O Brasil está prestes a entrar em uma nova polêmica sobre a concessão de refúgio a estrangeiros. O Ministério das Relações Exteriores do Paraguai enviou, no início deste mês, uma carta ao Itamaraty pedindo a repatriação de Juan Arrom, Victor Cólman e Anuncio Martí, atualmente asilados no Brasil. Eles são acusados pelo governo paraguaio do sequestro de María Edith Bordón, esposa de um rico empresário do Paraguai, e de pertencerem ao Exército do Povo Paraguaio (EPP), um grupo guerrilheiro que teria ligações com as Forças Armadas Revolucionárias da Colômbia (Farc).
As autoridades paraguaias estão convictas de que o sequestro de María Edith, que rendeu US$ 300 mil aos criminosos, é parte das ações do grupo. Dizem também que, mesmo refugiados no Brasil, os três acusados continuam a comandar ações do EPP no Paraguai.
Ao menos um dos três acusados está em Curitiba. Juan Arrom administra uma loja de confecções na capital paranaense desde 2007. Durante esta última semana, a Gazeta do Povo procurou Arrom para saber qual é a sua versão sobre as acusações.
Na quarta-feira, a reportagem foi até a loja mas, após se identificar, foi expulsa do estabelecimento. "Sai da minha loja. Eu sou um refugiado político e vocês me ofenderam", disse Arrom, referindo-se às reportagens publicadas na imprensa brasileira informando sobre o pedido de extradição feito pelo governo paraguaio.
No dia seguinte, a reportagem da Gazeta do Povo telefonou para a loja. Uma mulher que se identificou como esposa de Arrom atendeu à ligação e disse que iria consultar o advogado do casal sobre a possibilidade de uma entrevista. Mais tarde, porém, Arrom disse por telefone que não iria se pronunciar sobre o assunto.
Recorrência
A história dos três paraguaios se assemelha à do italiano Cesare Battisti, que aguarda a decisão do presidente Luiz Inácio Lula da Silva sobre seu destino. Em ambos os casos, os países de origem afirmam que os refugiados são criminosos comuns que precisam ser extraditados para responder à justiça.
Segundo o Tratado de Genebra sobre Refugiados, um país deve conceder auxílio apenas se o fugitivo correr risco de vida ou de sofrer um julgamento parcial, motivado por inclinações políticas. Battisti sustenta que há falhas técnicas no processo que o condenou e que o caso está sendo usado para fins políticos.
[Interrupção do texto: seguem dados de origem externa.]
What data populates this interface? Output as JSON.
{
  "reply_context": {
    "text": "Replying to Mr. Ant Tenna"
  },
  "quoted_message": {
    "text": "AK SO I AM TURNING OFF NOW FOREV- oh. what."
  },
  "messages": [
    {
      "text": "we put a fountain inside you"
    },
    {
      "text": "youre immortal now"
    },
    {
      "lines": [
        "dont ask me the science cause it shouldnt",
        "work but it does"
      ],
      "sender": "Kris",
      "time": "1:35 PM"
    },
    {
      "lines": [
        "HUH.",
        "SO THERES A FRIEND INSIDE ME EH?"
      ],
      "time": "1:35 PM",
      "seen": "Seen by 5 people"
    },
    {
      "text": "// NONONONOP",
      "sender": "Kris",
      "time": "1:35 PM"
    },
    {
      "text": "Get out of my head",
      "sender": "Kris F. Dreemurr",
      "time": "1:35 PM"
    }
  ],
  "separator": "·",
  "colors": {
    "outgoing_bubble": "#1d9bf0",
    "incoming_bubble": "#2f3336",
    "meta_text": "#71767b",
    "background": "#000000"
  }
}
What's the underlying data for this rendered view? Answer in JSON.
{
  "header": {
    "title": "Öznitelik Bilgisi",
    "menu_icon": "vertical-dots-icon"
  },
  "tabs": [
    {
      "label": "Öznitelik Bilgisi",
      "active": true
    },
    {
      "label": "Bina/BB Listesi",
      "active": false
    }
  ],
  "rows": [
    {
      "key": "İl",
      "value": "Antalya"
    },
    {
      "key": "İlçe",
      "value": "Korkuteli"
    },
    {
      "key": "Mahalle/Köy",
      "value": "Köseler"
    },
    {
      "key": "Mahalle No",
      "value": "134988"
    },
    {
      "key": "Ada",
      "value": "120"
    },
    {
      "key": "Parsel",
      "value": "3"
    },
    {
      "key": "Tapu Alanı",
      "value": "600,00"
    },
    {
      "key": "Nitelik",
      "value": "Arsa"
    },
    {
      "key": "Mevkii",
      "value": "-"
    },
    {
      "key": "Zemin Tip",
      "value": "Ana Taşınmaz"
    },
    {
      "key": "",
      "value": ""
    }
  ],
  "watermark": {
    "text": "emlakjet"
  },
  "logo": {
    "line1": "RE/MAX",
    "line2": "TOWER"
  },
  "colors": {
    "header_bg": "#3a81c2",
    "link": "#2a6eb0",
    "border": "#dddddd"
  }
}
Arrom, Colmán e Martí afirmam que teriam sofrido tortura para confessar os crimes.
Para Eduardo Saldanha, professor de direito internacional em universidades de Curitiba, os critérios adotados pelo Conselho Nacional de Refugiados (responsável pela concessão de refúgio) são subjetivos. "Basta que o Poder Executivo entenda que o fugitivo esteja sofrendo ameaça para que se conceda o asilo. No Brasil, isto é definido de forma discricionária, diretamente pelo Ministério da Justiça", relata.
A concessão de refúgio dá ao asilado os mesmos direitos concedidos aos demais estrangeiros no país. Caso o governo concorde em extraditar um estrangeiro beneficiado pelo recurso, precisa primeiro cassar sua condição de refugiado. "Battisti só está preso porque o governo brasileiro teme que ele possa fugir. Já os três paraguaios podem desfrutar integralmente dos direitos concedidos a refugiados. Para extraditá-los, além de cassar o refúgio, ainda é necessário saber se eles estão legalizados no país", comenta Saldanha.
Para Maristela Basso, professora de Direito Internacional da Universidade de São Paulo (USP), a política de refúgio adotada pelo Brasil favorece a vinda de pessoas acusadas de crimes em outros países. "O governo está abrindo um precedente para isso. A política brasileira para concessão de refúgio não condiz com os tratados internacionais sobre o assunto e nem com a prática jurídica", analisa.
Maristela acredita que uma eventual disputa com o governo paraguaio possa ser prejudicial para a agenda do país. "O Brasil não deveria criar uma animosidade por causa destas pessoas, cujo passado não está muito claro", afirma.